Thursday, June 21, 2012

The first use of the fair day’s wages/fair day’s work slogan

Reliable hints of the first use of the fair day’s wages/fair day’s work slogan are fairly easy to come by.  Standard compilations of famous quotations routinely attribute the phrase to Thomas Carlyle, who used it in his influential 1842 essay, Past and Present, which sharply criticized the evils of, among other things, laissez faire and the factory system.  Carlyle himself, however, attributed the phrase to the “strong men” of the “poor Manchester Insurrection” (84), a broad-based strike movement that spread throughout the industrialized regions of north England in August 1842, led by what Carlyle described as a “million hungry operative men” (82), whose central demand was “‘a fair day’s-wages for a fair day’s-work’” (84).  But even this was not the first use of the phrase on a national stage.  Three years earlier, Thomas Attwood, the founder of the Birmingham Political Union, which had played such an important role in the popular mobilization of support for the Reform Act of 1832, had also used it when presenting the first Chartist petition to Parliament on Friday, June 14, 1839.  According to Attwood, the petition had been adopted by not less than 500 public meetings in 214 towns and villages across Great Britain, and signed by 1,280,000 people.  “The petitioners,” he told the House of Commons, “state that they only want a fair day’s wages for a fair day’s work; and that, if we cannot give them that, then will they … change the representation of this House, with a view to the accomplishment of their wishes” (John Henry Barrow, ed., The Mirror of Parliament. Session of 1839. Vol. IV (London: Longman, Orme, et al., 1839), 2523-6 at 2524).  In other words, while Attwood, like Carlyle, used the phrase, he too credited working class sources, in this case the hundreds of thousands of Chartist petitioners, with originating it.

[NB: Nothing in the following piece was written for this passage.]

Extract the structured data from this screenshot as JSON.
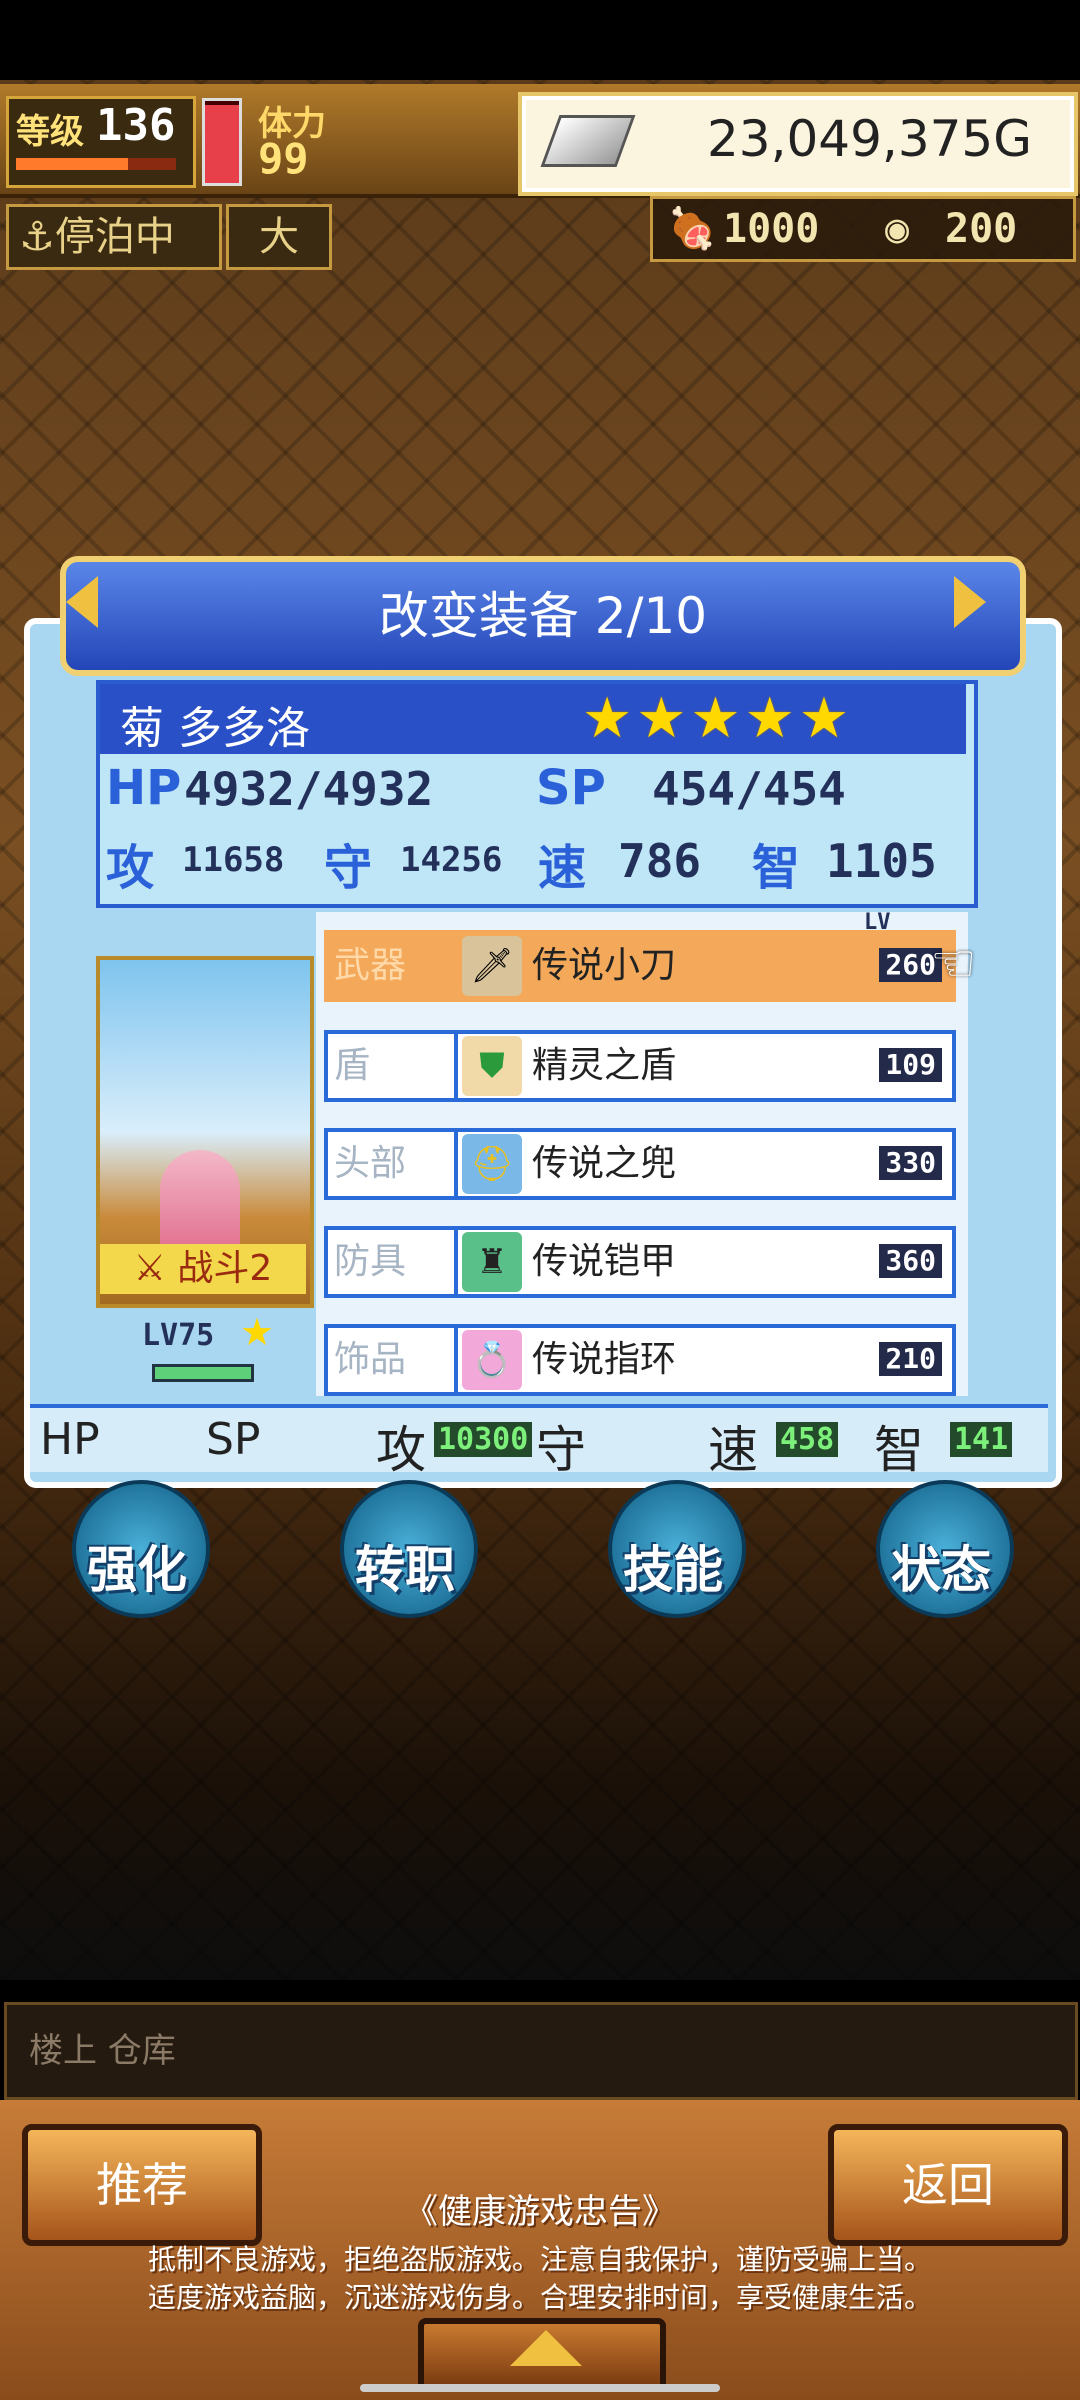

Frederick Engels was thus not far from the truth when, in a brief overview of the English labor movement entitled "A Fair Day's Wages for a Fair Day's Labor," published in the 1881 inaugural issue of the Labour Standard, a London-based English language socialist newspaper, he credited the labor movement with coining the phrase.  But he wrongly assumed that it was a conventional staple of the movement from the mid-1820s when, after the repeal of the Combination Acts of in 1825, trade unions emerged from the shadows of proscription.  In fact, a computer-aided search of digitized English source materials from the late 1820s through the early 1830s turned up no such phrase. A "fair day's work" did turn up.  But before the mid-1830s, it appeared as often in comments by local overseers of the poor, or more distant managers of Caribbean plantation, concerned that their charges, whether black or white, were not working as hard as they might, than it did in reference to the demands of English wage laborers.  Thanks to the relatively new, computer-aided access to a wide range of source materials from the 19th century (and even earlier), it is also now possible to date its first use fairly easily and confidently to 1834 testimony by Richard Oastler before a Parliamentary committee investigating the conditions of the hand loom weavers, and its subsequent first appearance as a demand of the labor movement proper, in an April 1835 open letter, which appears to have been written by Oastler himself, from what purported to be the “Central Committee of the Hand-Loom Weavers of Bradford” to their local MP, the geologist and reformer, George Poulette Scrope, esq.

Oastler was the proud "steward to Thomas Thornhill, esquire," a wealthy member of the landed gentry, whose estate near Huddersfield (across the Pennine hills northeast of Manchester) he managed and in whose county house, Fixby Hall, he lived, as had his father before him (GDHC, CL, 278).  Like Carlyle, Oastler was a staunch defender of the ways and manners of traditional English society when, as he preferred to imagine it, social obligations could be counted on to trump the competitive opportunities of the cash nexus.  An active anti-slavery campaigner, as had been his father before him, Oastler carried his opposition to chattel slavery and his concern for the condition of African slaves in the Americas over into a similar opposition to the harmful social effects of the new "factory system" and concern for the condition of the working classes in England, especially the youngest and most vulnerable among them.  Hence, after a troubling conversation with his good friend, John Woods, a Yorkshire textile manufacturer worried about the many young children employed long hours in his mills, Oastler penned his famous letter on "Yorkshire slavery," which has been rightly credited with launching the factory reform movement. Moved by the letter, John Cam Hobhouse introduced into Parliament the first of his reform bills setting limits to the hours of work for children; calling on employers to keep "time books," documenting the hours on the job by various classes of employees; and establishing a factory inspectorate to examine these books on a periodic basis to ensure compliance.